Hal ini bisa memicu konflik horizontal di Ambon dan daerah-daerah lain, menyebabkan belasan korban jiwa dan penghancuran fasilitas umum seperti gereja dan sekolah.
Untuk memahami risiko ini secara lebih mendalam, kita dapat merujuk pada teori eskalasi konflik sosial, khususnya model yang dikembangkan oleh Friedrich Glasl.
Teori ini menggambarkan eskalasi konflik sebagai proses bertahap yang terdiri dari sembilan tingkatan, mulai dari ketegangan awal (hardening of positions) hingga tahap akhir berupa perang total (together into the abyss), di mana pihak-pihak terlibat kehilangan kendali dan konflik menjadi destruktif secara massal.

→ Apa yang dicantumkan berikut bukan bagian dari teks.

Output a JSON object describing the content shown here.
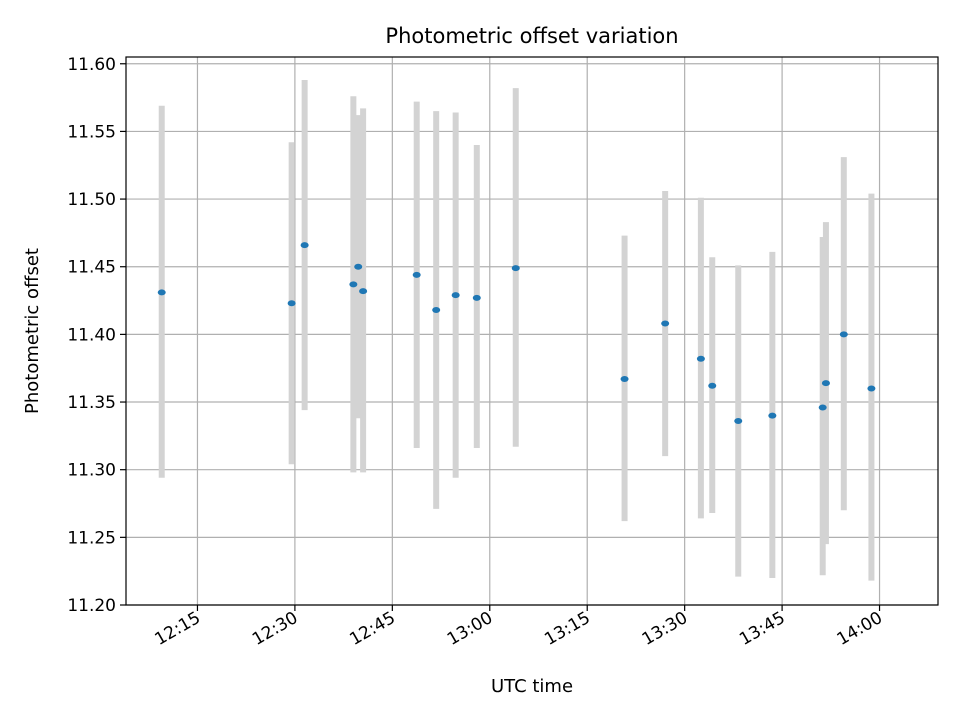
{
  "chart_data": {
    "type": "scatter",
    "title": "Photometric offset variation",
    "xlabel": "UTC time",
    "ylabel": "Photometric offset",
    "grid": true,
    "ylim": [
      11.2,
      11.605
    ],
    "xlim": [
      "12:04",
      "14:09"
    ],
    "y_ticks": [
      "11.20",
      "11.25",
      "11.30",
      "11.35",
      "11.40",
      "11.45",
      "11.50",
      "11.55",
      "11.60"
    ],
    "x_ticks": [
      "12:15",
      "12:30",
      "12:45",
      "13:00",
      "13:15",
      "13:30",
      "13:45",
      "14:00"
    ],
    "colors": {
      "point": "#1f77b4",
      "errorbar": "#d3d3d3",
      "grid": "#b0b0b0"
    },
    "points": [
      {
        "x": "12:09:30",
        "y": 11.431,
        "ylow": 11.294,
        "yhigh": 11.569
      },
      {
        "x": "12:29:30",
        "y": 11.423,
        "ylow": 11.304,
        "yhigh": 11.542
      },
      {
        "x": "12:31:30",
        "y": 11.466,
        "ylow": 11.344,
        "yhigh": 11.588
      },
      {
        "x": "12:39:00",
        "y": 11.437,
        "ylow": 11.298,
        "yhigh": 11.576
      },
      {
        "x": "12:39:45",
        "y": 11.45,
        "ylow": 11.338,
        "yhigh": 11.562
      },
      {
        "x": "12:40:30",
        "y": 11.432,
        "ylow": 11.298,
        "yhigh": 11.567
      },
      {
        "x": "12:48:45",
        "y": 11.444,
        "ylow": 11.316,
        "yhigh": 11.572
      },
      {
        "x": "12:51:45",
        "y": 11.418,
        "ylow": 11.271,
        "yhigh": 11.565
      },
      {
        "x": "12:54:45",
        "y": 11.429,
        "ylow": 11.294,
        "yhigh": 11.564
      },
      {
        "x": "12:58:00",
        "y": 11.427,
        "ylow": 11.316,
        "yhigh": 11.54
      },
      {
        "x": "13:04:00",
        "y": 11.449,
        "ylow": 11.317,
        "yhigh": 11.582
      },
      {
        "x": "13:20:45",
        "y": 11.367,
        "ylow": 11.262,
        "yhigh": 11.473
      },
      {
        "x": "13:27:00",
        "y": 11.408,
        "ylow": 11.31,
        "yhigh": 11.506
      },
      {
        "x": "13:32:30",
        "y": 11.382,
        "ylow": 11.264,
        "yhigh": 11.501
      },
      {
        "x": "13:34:15",
        "y": 11.362,
        "ylow": 11.268,
        "yhigh": 11.457
      },
      {
        "x": "13:38:15",
        "y": 11.336,
        "ylow": 11.221,
        "yhigh": 11.451
      },
      {
        "x": "13:43:30",
        "y": 11.34,
        "ylow": 11.22,
        "yhigh": 11.461
      },
      {
        "x": "13:51:15",
        "y": 11.346,
        "ylow": 11.222,
        "yhigh": 11.472
      },
      {
        "x": "13:51:45",
        "y": 11.364,
        "ylow": 11.245,
        "yhigh": 11.483
      },
      {
        "x": "13:54:30",
        "y": 11.4,
        "ylow": 11.27,
        "yhigh": 11.531
      },
      {
        "x": "13:58:45",
        "y": 11.36,
        "ylow": 11.218,
        "yhigh": 11.504
      }
    ]
  }
}
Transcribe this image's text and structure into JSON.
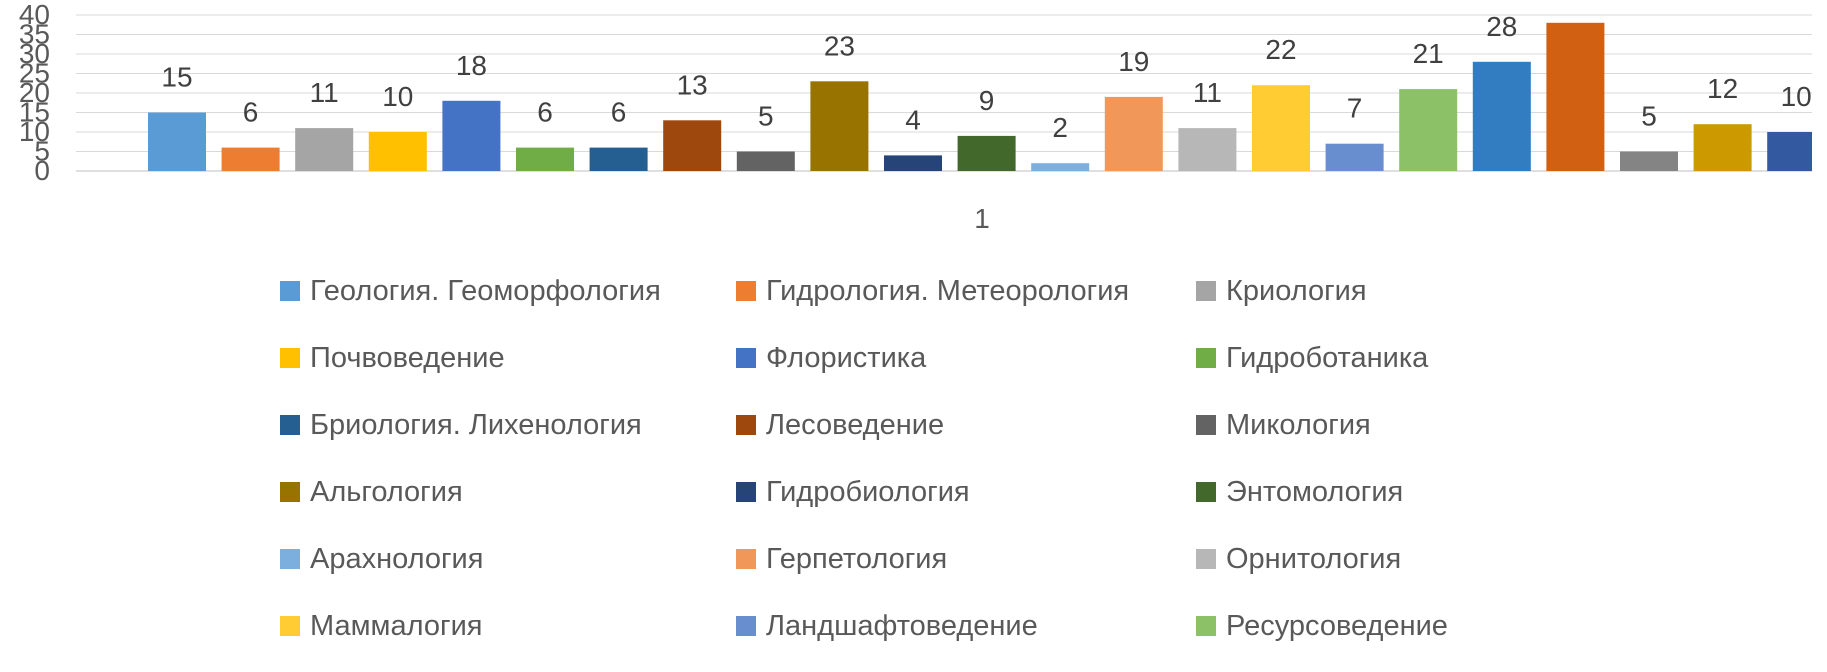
{
  "chart_data": {
    "type": "bar",
    "categories": [
      "1"
    ],
    "ylim": [
      0,
      40
    ],
    "yticks": [
      0,
      5,
      10,
      15,
      20,
      25,
      30,
      35,
      40
    ],
    "grid": true,
    "legend_position": "bottom",
    "series": [
      {
        "name": "Геология. Геоморфология",
        "value": 15,
        "color": "#5B9BD5",
        "label": "15"
      },
      {
        "name": "Гидрология. Метеорология",
        "value": 6,
        "color": "#ED7D31",
        "label": "6"
      },
      {
        "name": "Криология",
        "value": 11,
        "color": "#A5A5A5",
        "label": "11"
      },
      {
        "name": "Почвоведение",
        "value": 10,
        "color": "#FFC000",
        "label": "10"
      },
      {
        "name": "Флористика",
        "value": 18,
        "color": "#4472C4",
        "label": "18"
      },
      {
        "name": "Гидроботаника",
        "value": 6,
        "color": "#70AD47",
        "label": "6"
      },
      {
        "name": "Бриология. Лихенология",
        "value": 6,
        "color": "#255E91",
        "label": "6"
      },
      {
        "name": "Лесоведение",
        "value": 13,
        "color": "#9E480E",
        "label": "13"
      },
      {
        "name": "Микология",
        "value": 5,
        "color": "#636363",
        "label": "5"
      },
      {
        "name": "Альгология",
        "value": 23,
        "color": "#997300",
        "label": "23"
      },
      {
        "name": "Гидробиология",
        "value": 4,
        "color": "#264478",
        "label": "4"
      },
      {
        "name": "Энтомология",
        "value": 9,
        "color": "#43682B",
        "label": "9"
      },
      {
        "name": "Арахнология",
        "value": 2,
        "color": "#7CAFDD",
        "label": "2"
      },
      {
        "name": "Герпетология",
        "value": 19,
        "color": "#F1975A",
        "label": "19"
      },
      {
        "name": "Орнитология",
        "value": 11,
        "color": "#B7B7B7",
        "label": "11"
      },
      {
        "name": "Маммалогия",
        "value": 22,
        "color": "#FFCD33",
        "label": "22"
      },
      {
        "name": "Ландшафтоведение",
        "value": 7,
        "color": "#698ED0",
        "label": "7"
      },
      {
        "name": "Ресурсоведение",
        "value": 21,
        "color": "#8CC168",
        "label": "21"
      },
      {
        "name": "",
        "value": 28,
        "color": "#327DC2",
        "label": "28"
      },
      {
        "name": "",
        "value": 38,
        "color": "#D26012",
        "label": ""
      },
      {
        "name": "",
        "value": 5,
        "color": "#848484",
        "label": "5"
      },
      {
        "name": "",
        "value": 12,
        "color": "#CC9A00",
        "label": "12"
      },
      {
        "name": "",
        "value": 10,
        "color": "#335AA1",
        "label": "10"
      }
    ]
  }
}
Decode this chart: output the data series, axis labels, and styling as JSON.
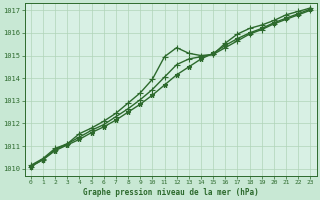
{
  "title": "Graphe pression niveau de la mer (hPa)",
  "background_color": "#c8e8d4",
  "plot_bg_color": "#d8f0e4",
  "grid_color": "#b0d4b8",
  "line_color": "#2d6a2d",
  "xlim": [
    -0.5,
    23.5
  ],
  "ylim": [
    1009.7,
    1017.3
  ],
  "yticks": [
    1010,
    1011,
    1012,
    1013,
    1014,
    1015,
    1016,
    1017
  ],
  "xticks": [
    0,
    1,
    2,
    3,
    4,
    5,
    6,
    7,
    8,
    9,
    10,
    11,
    12,
    13,
    14,
    15,
    16,
    17,
    18,
    19,
    20,
    21,
    22,
    23
  ],
  "series": [
    {
      "x": [
        0,
        1,
        2,
        3,
        4,
        5,
        6,
        7,
        8,
        9,
        10,
        11,
        12,
        13,
        14,
        15,
        16,
        17,
        18,
        19,
        20,
        21,
        22,
        23
      ],
      "y": [
        1010.1,
        1010.4,
        1010.8,
        1011.05,
        1011.3,
        1011.6,
        1011.85,
        1012.15,
        1012.5,
        1012.85,
        1013.25,
        1013.7,
        1014.15,
        1014.5,
        1014.85,
        1015.1,
        1015.45,
        1015.75,
        1016.0,
        1016.2,
        1016.45,
        1016.65,
        1016.85,
        1017.05
      ],
      "marker": "*",
      "markersize": 3.5,
      "linewidth": 1.0
    },
    {
      "x": [
        0,
        1,
        2,
        3,
        4,
        5,
        6,
        7,
        8,
        9,
        10,
        11,
        12,
        13,
        14,
        15,
        16,
        17,
        18,
        19,
        20,
        21,
        22,
        23
      ],
      "y": [
        1010.1,
        1010.4,
        1010.85,
        1011.1,
        1011.4,
        1011.7,
        1011.95,
        1012.3,
        1012.65,
        1013.05,
        1013.5,
        1014.05,
        1014.6,
        1014.85,
        1014.95,
        1015.05,
        1015.35,
        1015.65,
        1015.95,
        1016.15,
        1016.4,
        1016.6,
        1016.8,
        1017.0
      ],
      "marker": "+",
      "markersize": 4,
      "linewidth": 1.0
    },
    {
      "x": [
        0,
        1,
        2,
        3,
        4,
        5,
        6,
        7,
        8,
        9,
        10,
        11,
        12,
        13,
        14,
        15,
        16,
        17,
        18,
        19,
        20,
        21,
        22,
        23
      ],
      "y": [
        1010.15,
        1010.45,
        1010.9,
        1011.1,
        1011.55,
        1011.8,
        1012.1,
        1012.45,
        1012.9,
        1013.35,
        1013.95,
        1014.95,
        1015.35,
        1015.1,
        1015.0,
        1015.05,
        1015.55,
        1015.95,
        1016.2,
        1016.35,
        1016.55,
        1016.8,
        1016.95,
        1017.1
      ],
      "marker": "+",
      "markersize": 4,
      "linewidth": 1.0
    }
  ]
}
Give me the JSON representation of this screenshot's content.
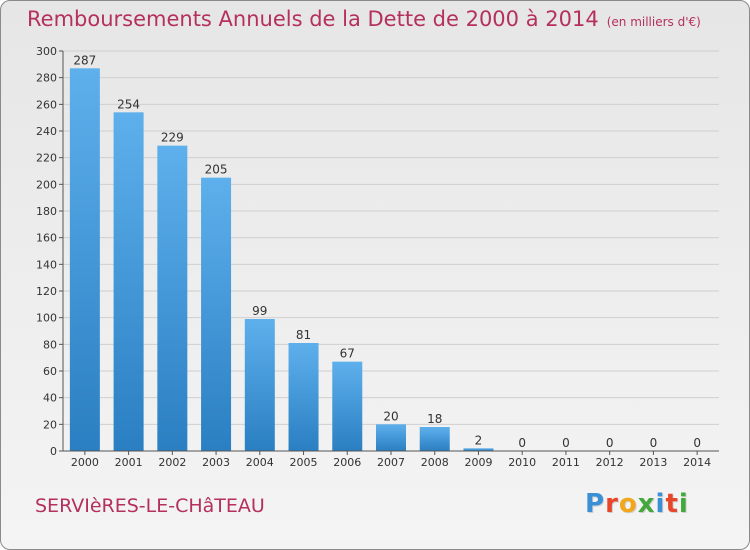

Dalam konteks insiden Kalibata, tahap awal terlihat dari perubahan internal pihak yang berkonflik—seperti solidaritas kelompok Matel—dan keterlibatan pihak lain yang memperburuk situasi, sebagaimana dijelaskan dalam teori eskalasi konflik yang menekankan bahwa perubahan hubungan antar pihak dapat mempercepat peningkatan agresi hingga mencapai kekerasan fisik.
Teori ini juga selaras dengan pendekatan Ramsbotham, yang menyatakan bahwa konflik bersifat dinamis, bisa naik (eskalasi) atau turun (de-eskalasi), dan sering kali dari bentuk laten menjadi manifest jika tidak ditangani.
Selain itu, teori konflik sosial dari Ralf Dahrendorf menambahkan bahwa masyarakat selalu berada dalam proses perubahan yang disertai pertikaian, di mana ketidakadilan atau persepsi ketidakadilan—seperti dalam kasus penagihan hutang—dapat menjadi pemicu.
Dalam perspektif ini, penanganan kasus pembunuhan anggota Matel harus sepenuhnya diserahkan kepada kepolisian sebagai institusi yang berwenang.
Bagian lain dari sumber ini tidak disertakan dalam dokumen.